Now: Medical advances, better medications and better understanding of how to stay healthy in the first place have extended people’s lifespans to the point that they need to plan for enough money to support themselves for years longer than they may have expected.

But medical advances haven’t conquered such diseases as Alzheimer’s, which means people also must plan to have someone else make their decisions for them—and to be able to afford care—once they are no longer able to do it themselves.

Other health problems kick in as people age, too, which makes very old age very expensive—and that comes back to health care and working longer.

(Related: 10 Riskiest States for Seniors)

The concept, and reality, of retirement is changing drastically.  Many baby boomers will have a different retirement from their parents. And Gen Xers, we assume, even more so.
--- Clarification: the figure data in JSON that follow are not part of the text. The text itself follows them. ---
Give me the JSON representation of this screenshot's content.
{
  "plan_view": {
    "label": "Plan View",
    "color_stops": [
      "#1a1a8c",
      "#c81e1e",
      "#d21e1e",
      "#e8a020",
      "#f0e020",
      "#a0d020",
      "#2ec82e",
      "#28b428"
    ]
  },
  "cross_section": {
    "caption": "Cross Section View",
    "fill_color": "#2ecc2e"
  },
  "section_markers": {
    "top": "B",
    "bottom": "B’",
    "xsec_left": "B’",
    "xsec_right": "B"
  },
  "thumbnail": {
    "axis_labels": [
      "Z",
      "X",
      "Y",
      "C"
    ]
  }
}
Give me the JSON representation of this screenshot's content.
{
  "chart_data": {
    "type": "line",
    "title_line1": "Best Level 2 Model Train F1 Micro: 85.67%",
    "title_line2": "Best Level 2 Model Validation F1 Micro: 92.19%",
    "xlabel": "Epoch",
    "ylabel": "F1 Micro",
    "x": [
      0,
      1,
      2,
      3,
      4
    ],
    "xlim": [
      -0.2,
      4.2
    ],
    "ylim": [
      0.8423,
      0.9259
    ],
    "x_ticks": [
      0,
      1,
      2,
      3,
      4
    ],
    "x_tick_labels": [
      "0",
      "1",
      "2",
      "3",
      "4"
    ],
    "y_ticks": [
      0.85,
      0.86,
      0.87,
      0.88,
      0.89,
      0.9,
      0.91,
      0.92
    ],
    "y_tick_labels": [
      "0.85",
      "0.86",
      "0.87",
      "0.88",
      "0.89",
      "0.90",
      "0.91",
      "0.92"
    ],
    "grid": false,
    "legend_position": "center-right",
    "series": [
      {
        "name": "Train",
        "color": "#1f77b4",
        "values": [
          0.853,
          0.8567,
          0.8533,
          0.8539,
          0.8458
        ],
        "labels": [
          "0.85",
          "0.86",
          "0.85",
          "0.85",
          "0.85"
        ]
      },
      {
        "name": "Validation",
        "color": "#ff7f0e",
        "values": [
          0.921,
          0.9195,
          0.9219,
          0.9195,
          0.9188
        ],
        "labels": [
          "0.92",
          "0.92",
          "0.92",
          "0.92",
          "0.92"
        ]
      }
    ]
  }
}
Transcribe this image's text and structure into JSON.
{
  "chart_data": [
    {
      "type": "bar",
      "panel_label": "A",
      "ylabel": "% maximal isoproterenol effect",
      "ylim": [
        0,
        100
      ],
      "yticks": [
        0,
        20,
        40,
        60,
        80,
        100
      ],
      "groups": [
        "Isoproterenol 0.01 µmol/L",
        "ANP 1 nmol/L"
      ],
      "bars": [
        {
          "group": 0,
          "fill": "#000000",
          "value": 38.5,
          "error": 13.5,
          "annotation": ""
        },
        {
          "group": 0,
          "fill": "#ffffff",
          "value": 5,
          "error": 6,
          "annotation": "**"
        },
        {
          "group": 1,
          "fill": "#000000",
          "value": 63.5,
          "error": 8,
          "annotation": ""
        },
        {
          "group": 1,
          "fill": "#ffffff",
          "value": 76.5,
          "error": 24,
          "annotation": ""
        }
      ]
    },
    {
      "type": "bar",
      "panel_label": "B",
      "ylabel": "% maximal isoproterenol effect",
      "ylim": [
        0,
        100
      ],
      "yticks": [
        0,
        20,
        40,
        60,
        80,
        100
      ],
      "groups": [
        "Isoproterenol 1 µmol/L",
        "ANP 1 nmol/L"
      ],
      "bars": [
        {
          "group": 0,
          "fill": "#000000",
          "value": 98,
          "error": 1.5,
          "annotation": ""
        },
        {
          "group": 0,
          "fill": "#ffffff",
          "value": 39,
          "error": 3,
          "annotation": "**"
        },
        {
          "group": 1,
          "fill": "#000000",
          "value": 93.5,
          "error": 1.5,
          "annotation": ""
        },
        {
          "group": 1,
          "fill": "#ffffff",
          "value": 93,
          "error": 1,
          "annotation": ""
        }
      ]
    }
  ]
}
Back in the day, there was Social Security for those who didn’t work—or who worked but didn’t/couldn’t save. There were pensions that delivered a set amount of money every month at the end of a career that might have spanned anywhere from 20–35 years at the same company.

Now, there are 401(k)s, and gig work, robo-advisors and smartphone savings apps.

It’s almost—no, it is—a different language, and not all would-be retirees are fluent—or, for that matter, speak it at all.

There have been lots of other changes, too, as highlighted by Kiplinger, which pointed out that 25 years ago it launched its Retirement Report.

In the gallery above, we thought we’d review some of the differences Kiplinger noted between Then and Now, and add our own insights into how retirement itself, retirement advice or the amounts recommended to finance those later years have changed.